Una delle domande più frequenti dei pazienti di turismo medico è: "Quando posso tornare a casa in aereo?". La risposta dipende dal tipo di intervento, dal tuo stato di salute generale, dall'andamento della guarigione e dai requisiti della compagnia aerea. Volare troppo presto comporta rischi reali, non teorici. Volare al momento giusto è parte del protocollo di recupero, non un optional.
Il trapianto di capelli è tra gli interventi meno invasivi e con ripresa del volo più rapida. Si estraggono follicoli e si impiantano nel cuoio capelluto: minima perdita di sangue, niente anestesia generale, nessun trauma sistemico. Dopo 3–5 giorni puoi volare in sicurezza. Aspettare almeno 48 ore dopo l'intervento è comunque utile per capire che non ci siano sanguinamenti o infezioni precoci.
Sbiancamento, otturazioni, posa di corone o consulenze implantari permettono di volare praticamente subito, a volte lo stesso giorno. Il tema principale è gestire dolore e infezione. Per le estrazioni dentali, meglio aspettare 3–5 giorni per ridurre il rischio di infezione e dare tempo al coagulo di stabilizzarsi. Per impianti complessi con innesto osseo, almeno una settimana.
La rinoplastica è più invasiva del trapianto e prevede modifiche delle vie aeree e spesso di osso o cartilagine. Il rischio principale del volo anticipato è il sanguinamento post-operatorio e il peggioramento del gonfiore. Le variazioni di pressione della cabina stressano i tessuti in guarigione. 7–10 giorni è il tempo standard; 10–14 se c'è stato innesto cartilagineo importante.
Il BBL e la liposuzione presentano i rischi più alti tra le procedure estetiche, per via dell'invasività e dei grandi spostamenti di fluidi. Si lavora tra gli strati di grasso, si creano spazi che devono guarire, c'è gonfiore importante.
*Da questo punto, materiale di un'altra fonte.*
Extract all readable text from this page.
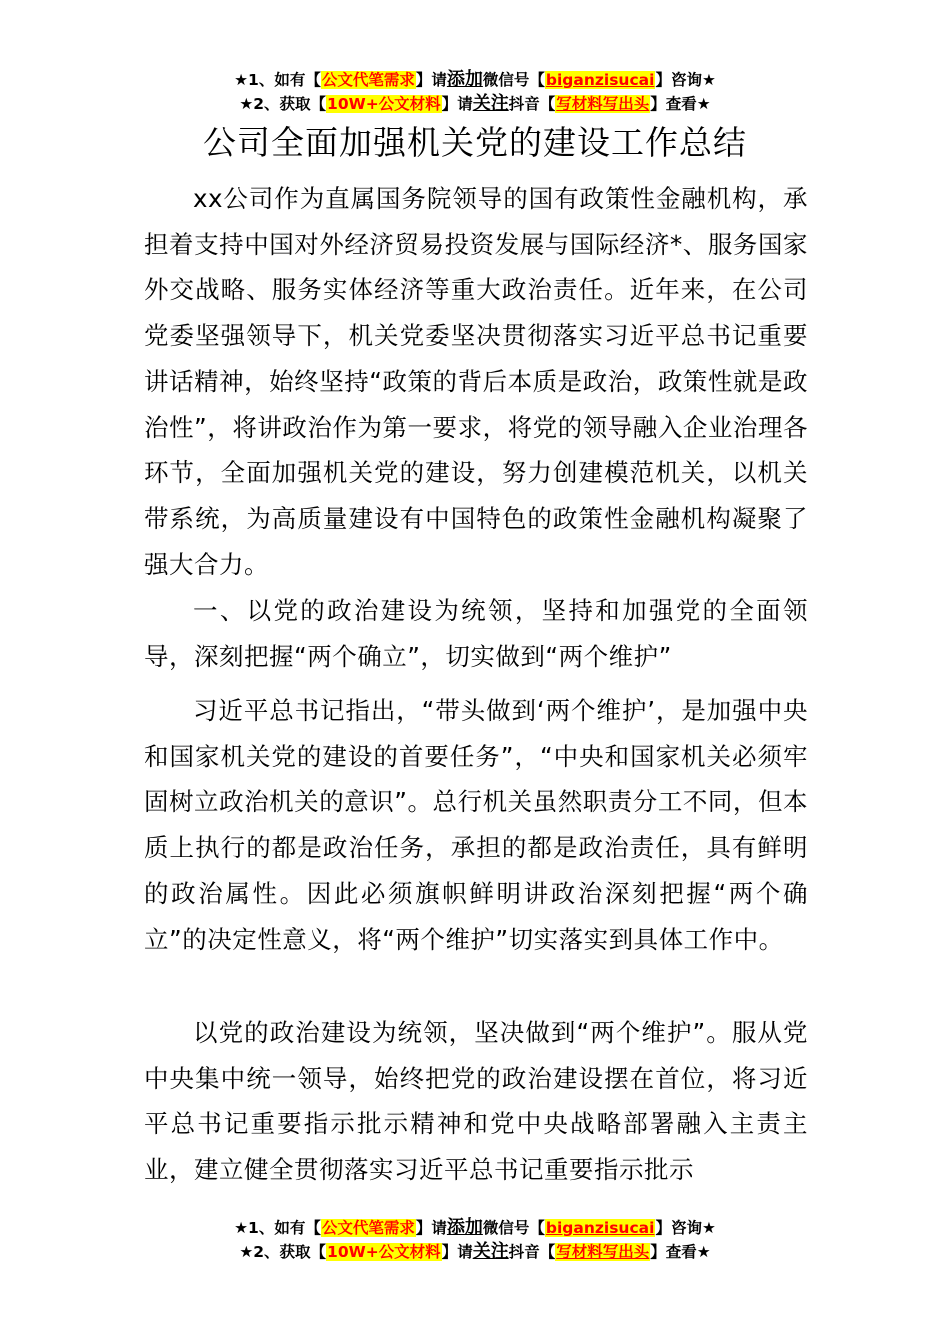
★1、如有【公文代笔需求】请添加微信号【biganzisucai】咨询★
★2、获取【10W+公文材料】请关注抖音【写材料写出头】查看★
公司全面加强机关党的建设工作总结

xx公司作为直属国务院领导的国有政策性金融机构，承担着支持中国对外经济贸易投资发展与国际经济*、服务国家外交战略、服务实体经济等重大政治责任。近年来，在公司党委坚强领导下，机关党委坚决贯彻落实习近平总书记重要讲话精神，始终坚持“政策的背后本质是政治，政策性就是政治性”，将讲政治作为第一要求，将党的领导融入企业治理各环节，全面加强机关党的建设，努力创建模范机关，以机关带系统，为高质量建设有中国特色的政策性金融机构凝聚了强大合力。

一、以党的政治建设为统领，坚持和加强党的全面领导，深刻把握“两个确立”，切实做到“两个维护”

习近平总书记指出，“带头做到‘两个维护’，是加强中央和国家机关党的建设的首要任务”，“中央和国家机关必须牢固树立政治机关的意识”。总行机关虽然职责分工不同，但本质上执行的都是政治任务，承担的都是政治责任，具有鲜明的政治属性。因此必须旗帜鲜明讲政治深刻把握“两个确立”的决定性意义，将“两个维护”切实落实到具体工作中。

以党的政治建设为统领，坚决做到“两个维护”。服从党中央集中统一领导，始终把党的政治建设摆在首位，将习近平总书记重要指示批示精神和党中央战略部署融入主责主业，建立健全贯彻落实习近平总书记重要指示批示

★1、如有【公文代笔需求】请添加微信号【biganzisucai】咨询★
★2、获取【10W+公文材料】请关注抖音【写材料写出头】查看★
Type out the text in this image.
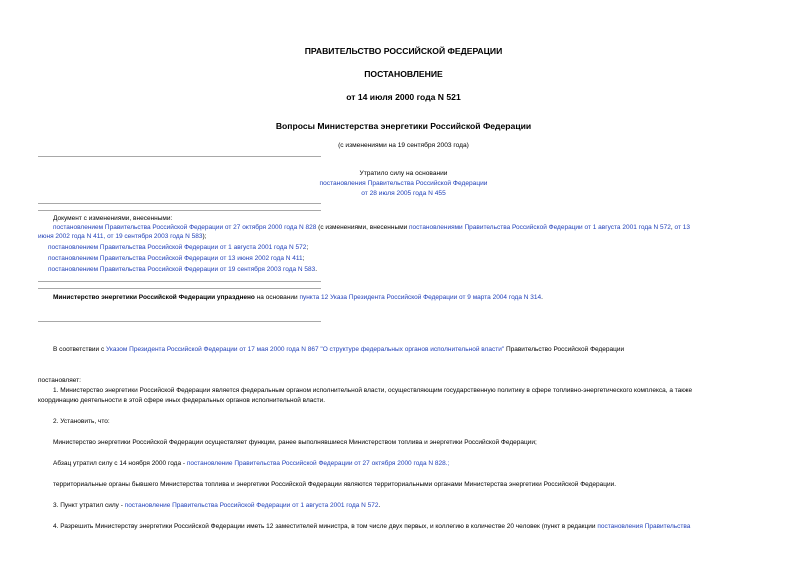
ПРАВИТЕЛЬСТВО РОССИЙСКОЙ ФЕДЕРАЦИИ
ПОСТАНОВЛЕНИЕ
от 14 июля 2000 года N 521
Вопросы Министерства энергетики Российской Федерации
(с изменениями на 19 сентября 2003 года)
Утратило силу на основании
постановления Правительства Российской Федерации
от 28 июля 2005 года N 455
Документ с изменениями, внесенными:
постановлением Правительства Российской Федерации от 27 октября 2000 года N 828 (с изменениями, внесенными постановлениями Правительства Российской Федерации от 1 августа 2001 года N 572, от 13
июня 2002 года N 411, от 19 сентября 2003 года N 583);
постановлением Правительства Российской Федерации от 1 августа 2001 года N 572;
постановлением Правительства Российской Федерации от 13 июня 2002 года N 411;
постановлением Правительства Российской Федерации от 19 сентября 2003 года N 583.
Министерство энергетики Российской Федерации упразднено на основании пункта 12 Указа Президента Российской Федерации от 9 марта 2004 года N 314.
В соответствии с Указом Президента Российской Федерации от 17 мая 2000 года N 867 "О структуре федеральных органов исполнительной власти" Правительство Российской Федерации
постановляет:
1. Министерство энергетики Российской Федерации является федеральным органом исполнительной власти, осуществляющим государственную политику в сфере топливно-энергетического комплекса, а также
координацию деятельности в этой сфере иных федеральных органов исполнительной власти.
2. Установить, что:
Министерство энергетики Российской Федерации осуществляет функции, ранее выполнявшиеся Министерством топлива и энергетики Российской Федерации;
Абзац утратил силу с 14 ноября 2000 года - постановление Правительства Российской Федерации от 27 октября 2000 года N 828.;
территориальные органы бывшего Министерства топлива и энергетики Российской Федерации являются территориальными органами Министерства энергетики Российской Федерации.
3. Пункт утратил силу - постановление Правительства Российской Федерации от 1 августа 2001 года N 572.
4. Разрешить Министерству энергетики Российской Федерации иметь 12 заместителей министра, в том числе двух первых, и коллегию в количестве 20 человек (пункт в редакции постановления Правительства
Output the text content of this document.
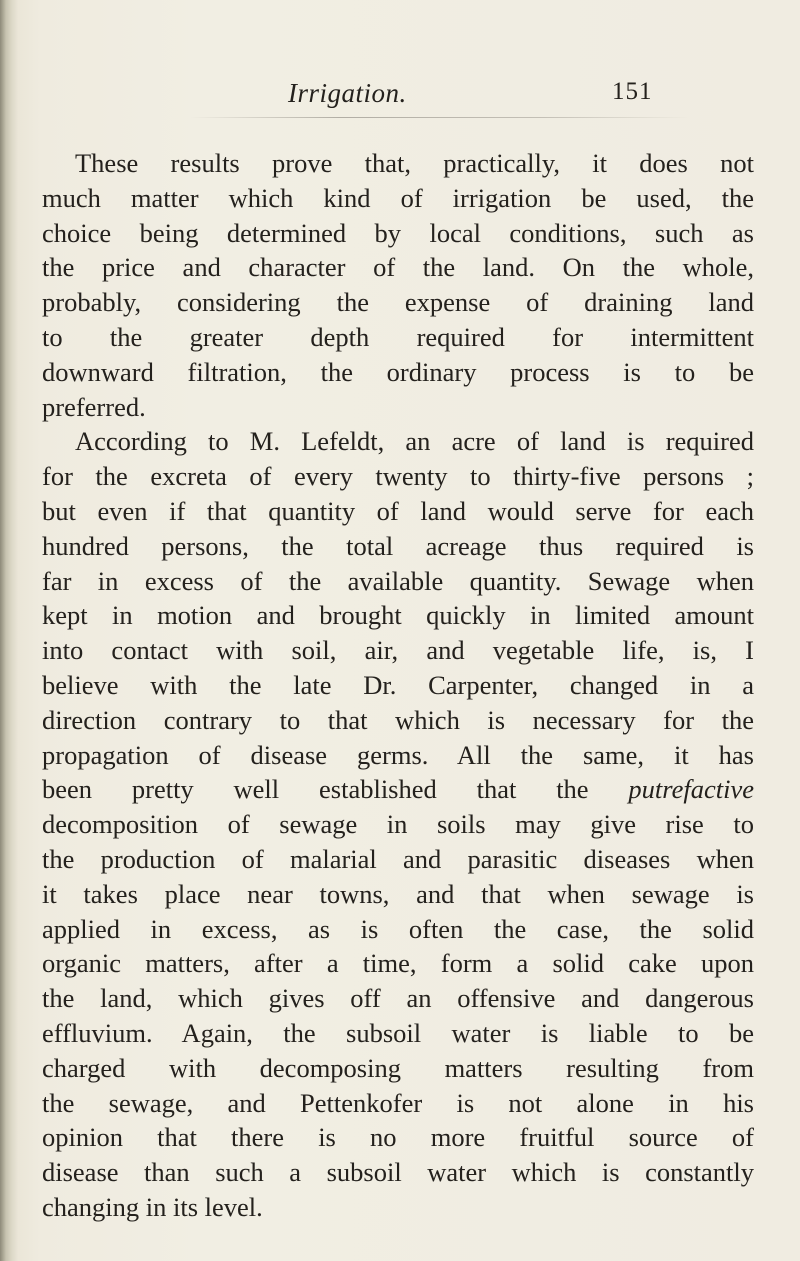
Irrigation.	151
These results prove that, practically, it does not
much matter which kind of irrigation be used, the
choice being determined by local conditions, such as
the price and character of the land. On the whole,
probably, considering the expense of draining land
to the greater depth required for intermittent
downward filtration, the ordinary process is to be
preferred.
According to M. Lefeldt, an acre of land is required
for the excreta of every twenty to thirty-five persons ;
but even if that quantity of land would serve for each
hundred persons, the total acreage thus required is
far in excess of the available quantity. Sewage when
kept in motion and brought quickly in limited amount
into contact with soil, air, and vegetable life, is, I
believe with the late Dr. Carpenter, changed in a
direction contrary to that which is necessary for the
propagation of disease germs. All the same, it has
been pretty well established that the putrefactive
decomposition of sewage in soils may give rise to
the production of malarial and parasitic diseases when
it takes place near towns, and that when sewage is
applied in excess, as is often the case, the solid
organic matters, after a time, form a solid cake upon
the land, which gives off an offensive and dangerous
effluvium. Again, the subsoil water is liable to be
charged with decomposing matters resulting from
the sewage, and Pettenkofer is not alone in his
opinion that there is no more fruitful source of
disease than such a subsoil water which is constantly
changing in its level.
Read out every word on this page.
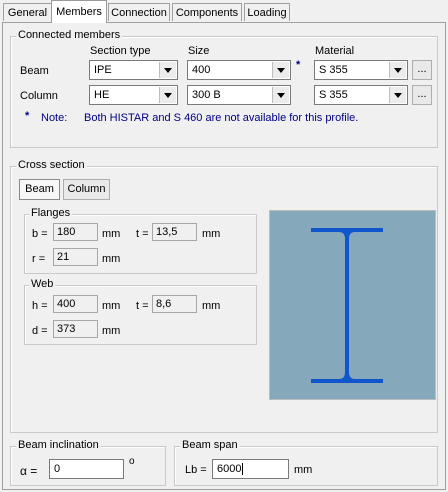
General Members Connection Components Loading
Connected members
Section type	Size	Material
Beam	IPE	400	* S 355	...
Column	HE	300 B	S 355	...
* Note: Both HISTAR and S 460 are not available for this profile.
Cross section
Beam	Column
Flanges
b = 180	mm t = 13,5	mm
r =	21	mm
Web
h = 400	mm t = 8,6	mm
d = 373	mm
Beam inclination
α =	0
o
Beam span
Lb = 6000	mm
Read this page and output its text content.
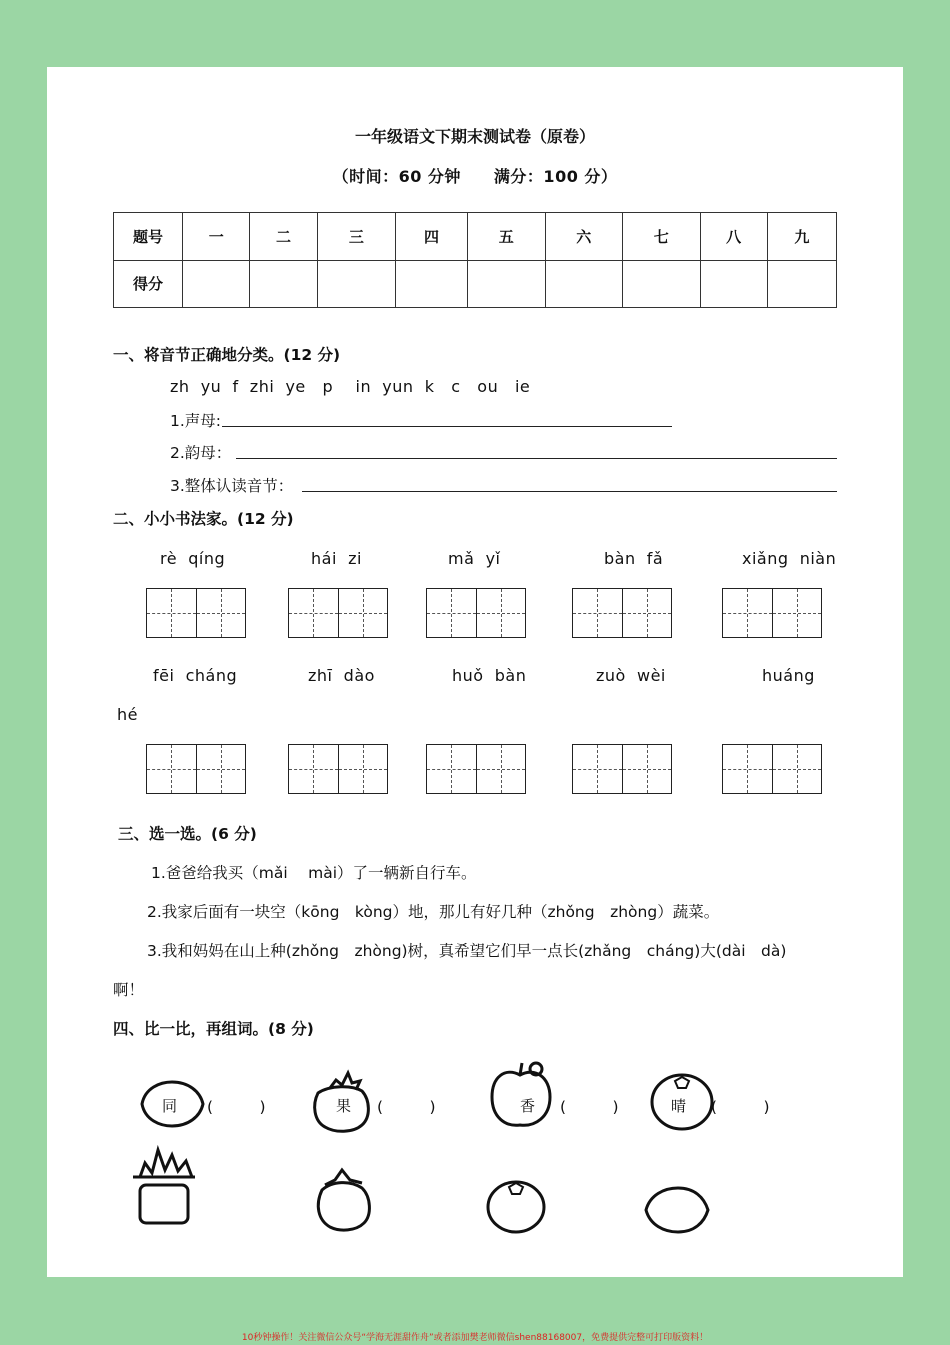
一年级语文下期末测试卷（原卷）
（时间：60 分钟　　满分：100 分）
题号	一	二	三	四	五	六	七	八	九
得分									
一、将音节正确地分类。(12 分)
zh  yu  f  zhi  ye   p    in  yun  k   c   ou   ie
1.声母:
2.韵母：
3.整体认读音节：
二、小小书法家。(12 分)
rè  qíng	hái  zi	mǎ  yǐ	bàn  fǎ	xiǎng  niàn
fēi  cháng	zhī  dào	huǒ  bàn	zuò  wèi	huáng
hé
三、选一选。(6 分)
1.爸爸给我买（mǎi　 mài）了一辆新自行车。
2.我家后面有一块空（kōng　kòng）地，那儿有好几种（zhǒng　zhòng）蔬菜。
3.我和妈妈在山上种(zhǒng　zhòng)树，真希望它们早一点长(zhǎng　cháng)大(dài　dà)
啊！
四、比一比，再组词。(8 分)
同 (　　　)	果 (　　　)	香 (　　　)	晴 (　　　)
10秒钟操作！关注微信公众号“学海无涯甜作舟”或者添加樊老师微信shen88168007，免费提供完整可打印版资料！
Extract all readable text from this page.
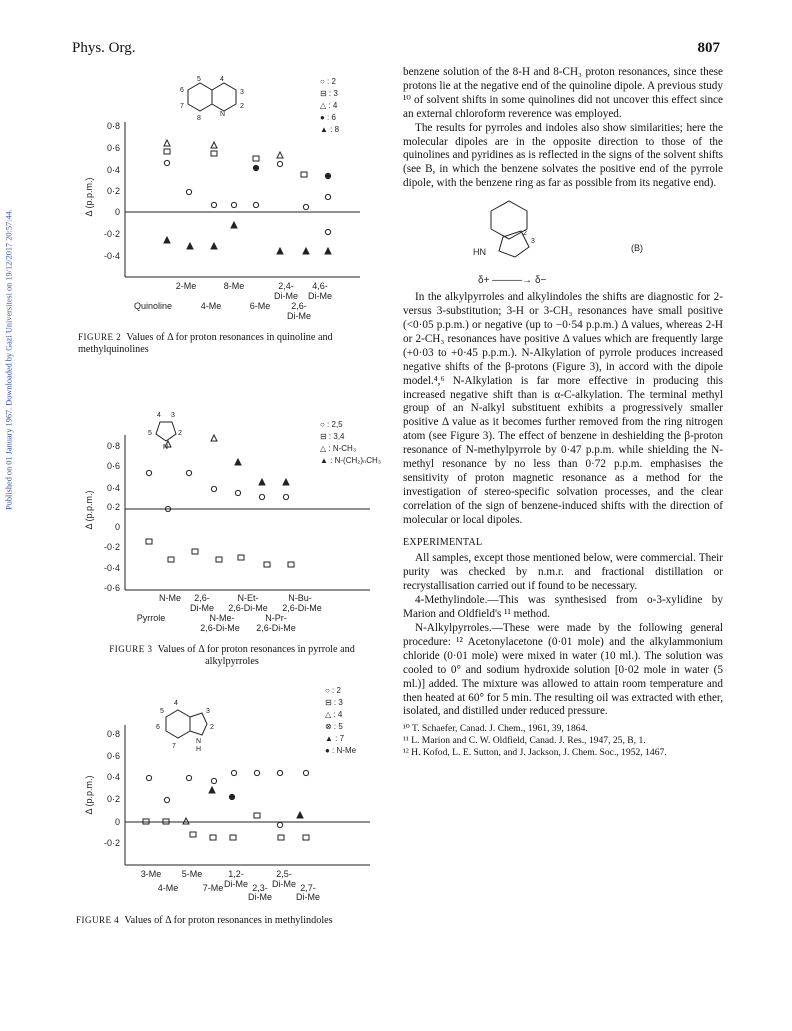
Phys. Org.	807
Published on 01 January 1967. Downloaded by Gazi Universitesi on 19/12/2017 20:57:44.
5	4
6	3
7	2
N
8
○ : 2
⊟ : 3
△ : 4
● : 6
▲ : 8
0·8
0·6
0·4
0·2
0
-0·2
-0·4
Δ (p.p.m.)
2-Me	8-Me	2,4- 4,6-
Di-Me Di-Me
Quinoline	4-Me	6-Me 2,6-
Di-Me
FIGURE 2 Values of Δ for proton resonances in quinoline and methylquinolines
4 3
5	2
N
○ : 2,5
⊟ : 3,4
△ : N-CH₃
▲ : N-(CH₂)ₙCH₃
0·8
0·6
0·4
0·2
0
-0·2
-0·4
-0·6
Δ (p.p.m.)
N-Me 2,6-	N-Et-	N-Bu-
Di-Me 2,6-Di-Me 2,6-Di-Me
Pyrrole	N-Me-	N-Pr-
2,6-Di-Me 2,6-Di-Me
FIGURE 3 Values of Δ for proton resonances in pyrrole and alkylpyrroles
5
4
3
6	2
7
N
H
○ : 2
⊟ : 3
△ : 4
⊗ : 5
▲ : 7
● : N-Me
0·8
0·6
0·4
0·2
0
-0·2
Δ (p.p.m.)
3-Me 5-Me	1,2-	2,5-
Di-Me	Di-Me
4-Me	7-Me	2,3-	2,7-
Di-Me	Di-Me
FIGURE 4 Values of Δ for proton resonances in methylindoles

benzene solution of the 8-H and 8-CH₃ proton resonances, since these protons lie at the negative end of the quinoline dipole. A previous study ¹⁰ of solvent shifts in some quinolines did not uncover this effect since an external chloroform reverence was employed.

The results for pyrroles and indoles also show similarities; here the molecular dipoles are in the opposite direction to those of the quinolines and pyridines as is reflected in the signs of the solvent shifts (see B, in which the benzene solvates the positive end of the pyrrole dipole, with the benzene ring as far as possible from its negative end).

HN
2
3
(B)
δ+ ———→ δ−

In the alkylpyrroles and alkylindoles the shifts are diagnostic for 2- versus 3-substitution; 3-H or 3-CH₃ resonances have small positive (<0·05 p.p.m.) or negative (up to −0·54 p.p.m.) Δ values, whereas 2-H or 2-CH₃ resonances have positive Δ values which are frequently large (+0·03 to +0·45 p.p.m.). N-Alkylation of pyrrole produces increased negative shifts of the β-protons (Figure 3), in accord with the dipole model.⁴,⁶ N-Alkylation is far more effective in producing this increased negative shift than is α-C-alkylation. The terminal methyl group of an N-alkyl substituent exhibits a progressively smaller positive Δ value as it becomes further removed from the ring nitrogen atom (see Figure 3). The effect of benzene in deshielding the β-proton resonance of N-methylpyrrole by 0·47 p.p.m. while shielding the N-methyl resonance by no less than 0·72 p.p.m. emphasises the sensitivity of proton magnetic resonance as a method for the investigation of stereo-specific solvation processes, and the clear correlation of the sign of benzene-induced shifts with the direction of molecular or local dipoles.

EXPERIMENTAL

All samples, except those mentioned below, were commercial. Their purity was checked by n.m.r. and fractional distillation or recrystallisation carried out if found to be necessary.

4-Methylindole.—This was synthesised from o-3-xylidine by Marion and Oldfield's ¹¹ method.

N-Alkylpyrroles.—These were made by the following general procedure: ¹² Acetonylacetone (0·01 mole) and the alkylammonium chloride (0·01 mole) were mixed in water (10 ml.). The solution was cooled to 0° and sodium hydroxide solution [0·02 mole in water (5 ml.)] added. The mixture was allowed to attain room temperature and then heated at 60° for 5 min. The resulting oil was extracted with ether, isolated, and distilled under reduced pressure.

¹⁰ T. Schaefer, Canad. J. Chem., 1961, 39, 1864.
¹¹ L. Marion and C. W. Oldfield, Canad. J. Res., 1947, 25, B, 1.
¹² H. Kofod, L. E. Sutton, and J. Jackson, J. Chem. Soc., 1952, 1467.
La posizione seduta del volo è particolarmente critica dopo il BBL. Il consenso chirurgico internazionale consiglia 2–3 settimane di attesa, con controllo post-operatorio prima della partenza.
La TVP, cioè la formazione di un coagulo nelle vene delle gambe, è il rischio più serio del volo dopo chirurgia. La combinazione di trauma chirurgico, immobilità, disidratazione e pressione di cabina crea le condizioni perfette per un coagulo. Pazienti con storia personale o familiare di coagulopatie, obesità o fumo hanno rischio ancora più alto. È il motivo numero uno per cui non si deve volare prima del via libera del chirurgo.
Le cabine degli aerei sono pressurizzate come a circa 2.400 metri di quota: meno ossigeno e più gonfiore potenziale per i tessuti operati. Nelle prime due settimane il corpo guarisce attraverso l'infiammazione, che è normale e necessaria. Volare in quella fase amplifica il gonfiore, causa dolore e può rallentare la guarigione in modo significativo.
Meno pressione in cabina significa meno ossigeno disponibile, e l'ossigeno è ciò che permette ai tessuti di guarire e di combattere le infezioni. La cabina non blocca la guarigione, ma la rallenta. È un altro motivo per cui i chirurghi raccomandano di aspettare che la guarigione iniziale sia stabile prima di salire su un aereo.
Se devi volare prima dei tempi raccomandati (solo per vera emergenza), informa il chirurgo e la compagnia aerea prima di prenotare. Le compagnie possono richiedere un certificato di "fit to fly" firmato dal chirurgo che conferma l'idoneità al volo. Quasi tutte le compagnie lo richiedono per voli nelle prime 10 giorni dopo chirurgia maggiore: non è burocrazia, è una tutela anche per te.
Metti in valigia calze a compressione graduata e indossale per tutta la durata del volo. Bevi acqua di continuo: l'aria della cabina è estremamente secca e la disidratazione aumenta il rischio di coagulo. Evita alcol e caffeina (diuretici). Alzati e cammina ogni 1–2 ore, e fai esercizi di mobilità per caviglie e polpacci da seduta. Se il volo è lungo (>4 ore) e sei a rischio, il chirurgo può prescriverti un'iniezione di eparina a basso peso molecolare prima di volare.